Recentemente, dal 21 al 22 marzo scorsi, si è svolta ad Addis Abeba, in Etiopia, la 55° sessione della Conferenza dei ministri africani delle finanze, della pianificazione e dello sviluppo economico alla quale ha preso parte Hanan Morsy, vicesegretario esecutivo e capo economista della Commissione economica per l’Africa delle Nazioni Unite (Eca). Nel corso del suo intervento, Morsy ha presentato la lista dei Paesi africani oggi più colpiti dalla povertà: Burundi, Somalia, Madagascar, Sud Sudan, Repubblica Centrafricana, Malawi, Repubblica Democratica del Congo, Guinea-Bissau, Mozambico e Zambia. Citando una ricerca condotta dall’Eca, Morsy ha affermato che le famiglie africane spendono fino al 40 per cento del loro reddito per il cibo e che le crisi globali hanno colpito duramente le famiglie più povere del continente. Considerando che la popolazione africana è attualmente di un miliardo e 400 milioni di abitanti, sulla base di questa ricerca, sono circa 310 milioni gli africani che hanno sperimentato una qualche forma di insicurezza alimentare e 6 milioni quelli hanno affrontato la fame estrema nel 2022. Da rilevare che nei dieci Paesi più poveri del continente vi è una quota della popolazione che oscilla tra il 60 e l’82 per cento che sopravvive al di sotto della soglia di povertà, stimata dalle Nazioni Unite in 1,25 dollari al giorno. Morsy ha anche sottolineato che «livelli significativi di povertà e disuguaglianza esistevano già in Africa prima delle recenti crisi globali. Ma ora la povertà si è aggravata e le disuguaglianze si sono ampliate», precisando che oggi, circa 546 milioni di persone vivono in povertà, con un aumento del 74 per cento dal 1990. Alla luce di queste sommarie considerazioni, tenendo conto che nel nostro pianeta la popolazione è già oltre la soglia degli 8 miliardi, le parole del compianto Sergio Zavoli, a cui chi scrive fu legato da una forte amicizia, sono illuminanti. «Siamo nati per essere l’umanità. Il compito cruciale dovrà essere quello di conciliare e sciogliere le diversità per unirle, spenderle nel nome delle condivisioni, non delle separatezze».

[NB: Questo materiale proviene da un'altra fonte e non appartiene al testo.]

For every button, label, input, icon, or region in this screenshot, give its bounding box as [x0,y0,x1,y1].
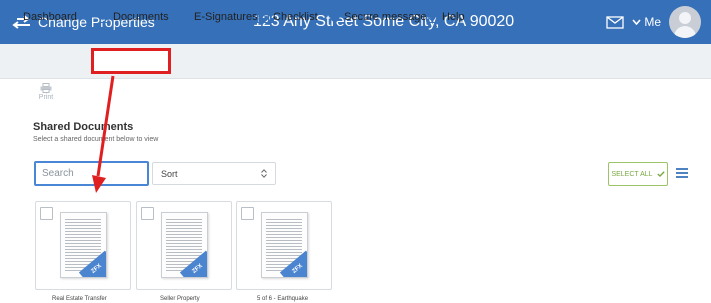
document-title[interactable]: Seller Property [160,296,200,302]
document-checkbox[interactable] [241,207,254,220]
user-menu[interactable]: Me [632,15,661,29]
sort-label: Sort [161,168,178,179]
nav-secure-message-label: Secure message [344,11,427,23]
document-thumbnail[interactable]: ZFX [261,212,308,278]
nav-help-label: Help [442,11,465,23]
home-icon [8,12,19,22]
nav-documents-label: Documents [113,11,169,23]
section-subtitle: Select a shared document below to view [33,136,159,143]
help-icon [426,11,438,23]
select-all-button[interactable]: SELECT ALL [608,162,668,186]
documents-highlight-box [91,48,171,74]
print-label: Print [38,94,54,101]
document-card[interactable]: ZFX [136,201,232,290]
mail-icon[interactable] [606,15,624,29]
nav-dashboard-label: Dashboard [23,11,77,23]
nav-checklist[interactable]: Checklist [257,0,318,34]
sort-select[interactable]: Sort [152,162,276,185]
document-title[interactable]: Real Estate Transfer [52,296,107,302]
print-button[interactable]: Print [34,83,58,101]
app-window: Change Properties 123 Any Street Some Ci… [0,0,711,303]
document-checkbox[interactable] [40,207,53,220]
document-icon [99,11,109,23]
nav-dashboard[interactable]: Dashboard [8,0,77,34]
list-view-icon[interactable] [675,166,689,180]
avatar[interactable] [669,6,701,38]
document-thumbnail[interactable]: ZFX [60,212,107,278]
search-input[interactable] [34,161,149,186]
top-right-controls: Me [606,6,701,38]
nav-esignatures[interactable]: E-Signatures [178,0,258,34]
select-all-label: SELECT ALL [611,170,653,178]
shield-icon [330,11,340,23]
nav-documents[interactable]: Documents [99,0,169,34]
nav-checklist-label: Checklist [273,11,318,23]
document-card[interactable]: ZFX [35,201,131,290]
document-thumbnail[interactable]: ZFX [161,212,208,278]
section-title: Shared Documents [33,121,134,133]
chevron-down-icon [632,19,641,25]
document-checkbox[interactable] [141,207,154,220]
nav-esignatures-label: E-Signatures [194,11,258,23]
pen-icon [179,12,189,22]
document-card[interactable]: ZFX [236,201,332,290]
sort-arrows-icon [261,169,267,178]
nav-secure-message[interactable]: Secure message [330,0,427,34]
calendar-icon [257,12,269,23]
print-icon [40,83,52,93]
user-label: Me [644,15,661,29]
check-icon [656,171,665,177]
document-title[interactable]: 5 of 6 - Earthquake [257,296,308,302]
nav-help[interactable]: Help [426,0,465,34]
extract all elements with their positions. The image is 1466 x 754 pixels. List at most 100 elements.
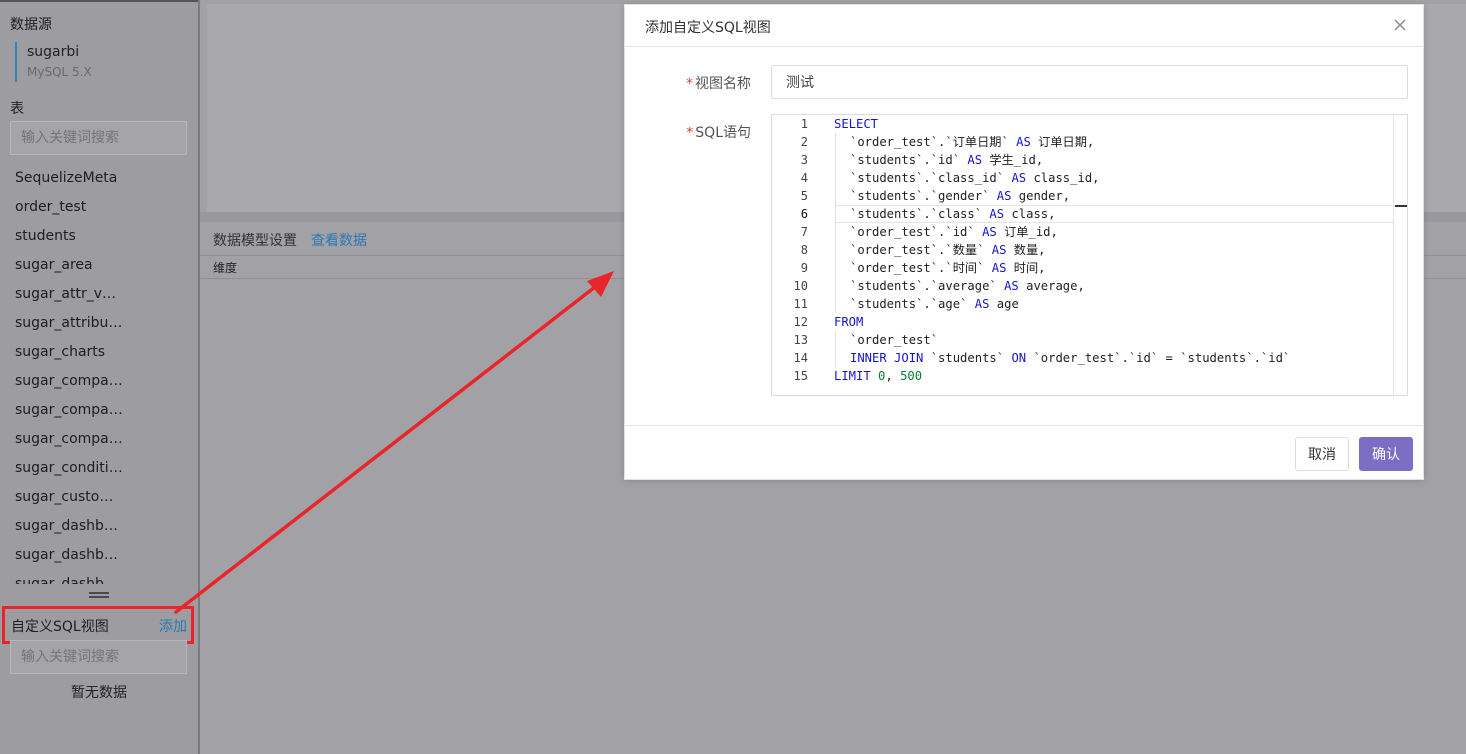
sql-text: `order_test`.`订单日期` bbox=[850, 135, 1017, 149]
sql-text: `students`.`average` bbox=[850, 279, 1005, 293]
sql-text: average, bbox=[1018, 279, 1085, 293]
sql-text: 订单日期, bbox=[1030, 135, 1095, 149]
confirm-button[interactable]: 确认 bbox=[1359, 437, 1413, 471]
sql-text: 学生_id, bbox=[982, 153, 1044, 167]
custom-sql-search-input[interactable] bbox=[10, 640, 187, 674]
line-number: 6 bbox=[800, 207, 808, 221]
sql-keyword: INNER JOIN bbox=[850, 351, 924, 365]
dimension-label: 维度 bbox=[213, 261, 238, 275]
table-list-item[interactable]: sugar_conditions bbox=[15, 454, 123, 483]
custom-sql-title: 自定义SQL视图 bbox=[11, 619, 109, 635]
table-list-item[interactable]: SequelizeMeta bbox=[15, 164, 123, 193]
sql-text: `order_test`.`时间` bbox=[850, 261, 992, 275]
add-custom-sql-link[interactable]: 添加 bbox=[159, 616, 187, 636]
code-line: `students`.`average` AS average, bbox=[835, 277, 1085, 295]
sql-keyword: AS bbox=[996, 189, 1012, 203]
required-marker: * bbox=[686, 125, 694, 141]
sql-keyword: AS bbox=[974, 297, 990, 311]
sql-keyword: FROM bbox=[834, 315, 864, 329]
sql-text: 数量, bbox=[1006, 243, 1046, 257]
sql-label: * SQL语句 bbox=[686, 125, 751, 141]
scrollbar-marker[interactable] bbox=[1395, 205, 1407, 207]
code-line: `order_test`.`数量` AS 数量, bbox=[835, 241, 1046, 259]
sidebar-divider[interactable] bbox=[198, 0, 200, 754]
table-list-item[interactable]: sugar_dashboard_users bbox=[15, 570, 123, 584]
sql-text: `students`.`age` bbox=[850, 297, 975, 311]
code-line: `students`.`class` AS class, bbox=[835, 205, 1055, 223]
line-number: 12 bbox=[793, 315, 808, 329]
code-line: `order_test` bbox=[835, 331, 938, 349]
line-number: 8 bbox=[800, 243, 808, 257]
modal-header: 添加自定义SQL视图 bbox=[625, 5, 1423, 47]
table-list-item[interactable]: students bbox=[15, 222, 123, 251]
sql-text: gender, bbox=[1011, 189, 1071, 203]
sql-text: class, bbox=[1004, 207, 1056, 221]
line-number: 1 bbox=[800, 117, 808, 131]
sql-text: class_id, bbox=[1026, 171, 1100, 185]
sql-text: `students`.`gender` bbox=[850, 189, 997, 203]
code-line: LIMIT 0, 500 bbox=[834, 367, 922, 385]
line-number: 14 bbox=[793, 351, 808, 365]
view-name-label: * 视图名称 bbox=[686, 76, 751, 92]
line-number-gutter: 1 2 3 4 5 6 7 8 9 10 11 12 13 14 15 bbox=[772, 115, 822, 395]
code-line: FROM bbox=[834, 313, 863, 331]
code-line: `students`.`age` AS age bbox=[835, 295, 1019, 313]
table-list-item[interactable]: sugar_dashboard_items bbox=[15, 541, 123, 570]
sql-code-editor[interactable]: 1 2 3 4 5 6 7 8 9 10 11 12 13 14 15 SELECT `order_test`… bbox=[771, 114, 1408, 396]
datasource-item[interactable]: sugarbi MySQL 5.X bbox=[15, 42, 92, 82]
code-area[interactable]: SELECT `order_test`.`订单日期` AS 订单日期, `stude… bbox=[822, 115, 1395, 395]
sql-text: `order_test`.`id` = `students`.`id` bbox=[1026, 351, 1291, 365]
resize-handle[interactable] bbox=[89, 592, 109, 603]
table-list-item[interactable]: sugar_area bbox=[15, 251, 123, 280]
datasource-type: MySQL 5.X bbox=[27, 65, 92, 79]
table-list-item[interactable]: sugar_company_users bbox=[15, 396, 123, 425]
sql-keyword: AS bbox=[1004, 279, 1019, 293]
close-icon[interactable] bbox=[1391, 16, 1409, 34]
datasource-title: 数据源 bbox=[10, 17, 52, 33]
sql-text: 时间, bbox=[1006, 261, 1046, 275]
sql-text: `order_test`.`数量` bbox=[850, 243, 992, 257]
sql-text: `students`.`id` bbox=[850, 153, 968, 167]
line-number: 7 bbox=[800, 225, 808, 239]
sql-text: , bbox=[885, 369, 901, 383]
code-line: `students`.`gender` AS gender, bbox=[835, 187, 1070, 205]
table-list-item[interactable]: sugar_attr_value bbox=[15, 280, 123, 309]
sql-keyword: AS bbox=[967, 153, 983, 167]
editor-scrollbar[interactable] bbox=[1393, 115, 1407, 395]
table-search-input[interactable] bbox=[10, 121, 187, 155]
line-number: 3 bbox=[800, 153, 808, 167]
table-list-item[interactable]: sugar_companys bbox=[15, 425, 123, 454]
sql-keyword: LIMIT bbox=[834, 369, 871, 383]
code-line: `order_test`.`订单日期` AS 订单日期, bbox=[835, 133, 1094, 151]
tables-title: 表 bbox=[10, 101, 24, 117]
empty-state: 暂无数据 bbox=[71, 685, 127, 701]
table-list-item[interactable]: sugar_attributes bbox=[15, 309, 123, 338]
sql-text: `students`.`class` bbox=[850, 207, 990, 221]
view-name-input[interactable] bbox=[771, 65, 1408, 99]
required-marker: * bbox=[686, 76, 693, 92]
table-list-item[interactable]: sugar_charts bbox=[15, 338, 123, 367]
datasource-name: sugarbi bbox=[27, 44, 80, 60]
sql-keyword: SELECT bbox=[834, 117, 879, 131]
table-list-item[interactable]: sugar_companies bbox=[15, 367, 123, 396]
add-custom-sql-modal: 添加自定义SQL视图 *视图名称 *SQL语句 1234567891011121… bbox=[624, 4, 1424, 480]
code-line: `order_test`.`时间` AS 时间, bbox=[835, 259, 1046, 277]
table-list: SequelizeMeta order_test students sugar_are… bbox=[15, 164, 195, 584]
cancel-button[interactable]: 取消 bbox=[1295, 437, 1349, 471]
view-data-link[interactable]: 查看数据 bbox=[311, 230, 367, 250]
table-list-item[interactable]: order_test bbox=[15, 193, 123, 222]
sql-keyword: AS bbox=[991, 243, 1007, 257]
sidebar: 数据源 sugarbi MySQL 5.X 表 SequelizeMetaord… bbox=[0, 0, 198, 754]
sql-text: `students` bbox=[923, 351, 1012, 365]
table-list-item[interactable]: sugar_custom_sqls bbox=[15, 483, 123, 512]
line-number: 15 bbox=[793, 369, 808, 383]
code-line: `order_test`.`id` AS 订单_id, bbox=[835, 223, 1058, 241]
table-list-item[interactable]: sugar_dashboards bbox=[15, 512, 123, 541]
line-number: 11 bbox=[793, 297, 808, 311]
sql-text: 订单_id, bbox=[996, 225, 1058, 239]
sql-text: `students`.`class_id` bbox=[850, 171, 1012, 185]
line-number: 2 bbox=[800, 135, 808, 149]
code-line: `students`.`class_id` AS class_id, bbox=[835, 169, 1100, 187]
code-line: SELECT bbox=[834, 115, 878, 133]
modal-title: 添加自定义SQL视图 bbox=[645, 20, 771, 36]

La verità è che l’attuale congiuntura, segnata dalla contrapposizione tra Russia e Stati Uniti, a seguito della guerra che insanguina l’Europa orientale, non sembra essere affatto di buon auspicio. «L’Africa ha già subito il peso della storia», ha dichiarato il presidente dell’Unione africana e presidente del Senegal, Macky Sall. «Essa non vuole essere il terreno di coltura di una nuova guerra fredda, ma piuttosto un polo di stabilità e di opportunità aperto a tutti i suoi partner, su una base reciprocamente vantaggiosa». In effetti, l’attuale scenario geopolitico internazionale è tale per cui l’Africa, come abbiamo illustrato, sta già pagando un prezzo molto alto. Nel frattempo le iniziative politiche e macroeconomiche per riscattare le sorti del continente — lo abbiamo spesso lamentato sulle pagine di questo giornale — lasciano molto a desiderare. E qui sovviene l’appello lanciato nell’aprile del 2021 da 250 organizzazioni umanitarie: «Se i governi rinunciassero alle spese militari per sole 26 ore, avremmo 5,5 miliardi di dollari a diposizione per salvare 34 milioni di persone dalla fame nei prossimi mesi in Paesi piegati da guerra, pandemia e cambiamenti climatici». Non si tratta soltanto di essere culturalmente pronti a essere solidali, ma anche eticamente capaci di adeguare le scelte politiche ai principi di equità. Questa è la risurrezione a cui anela l’Africa, nella fede, per chi crede, azzardo dell’utopia.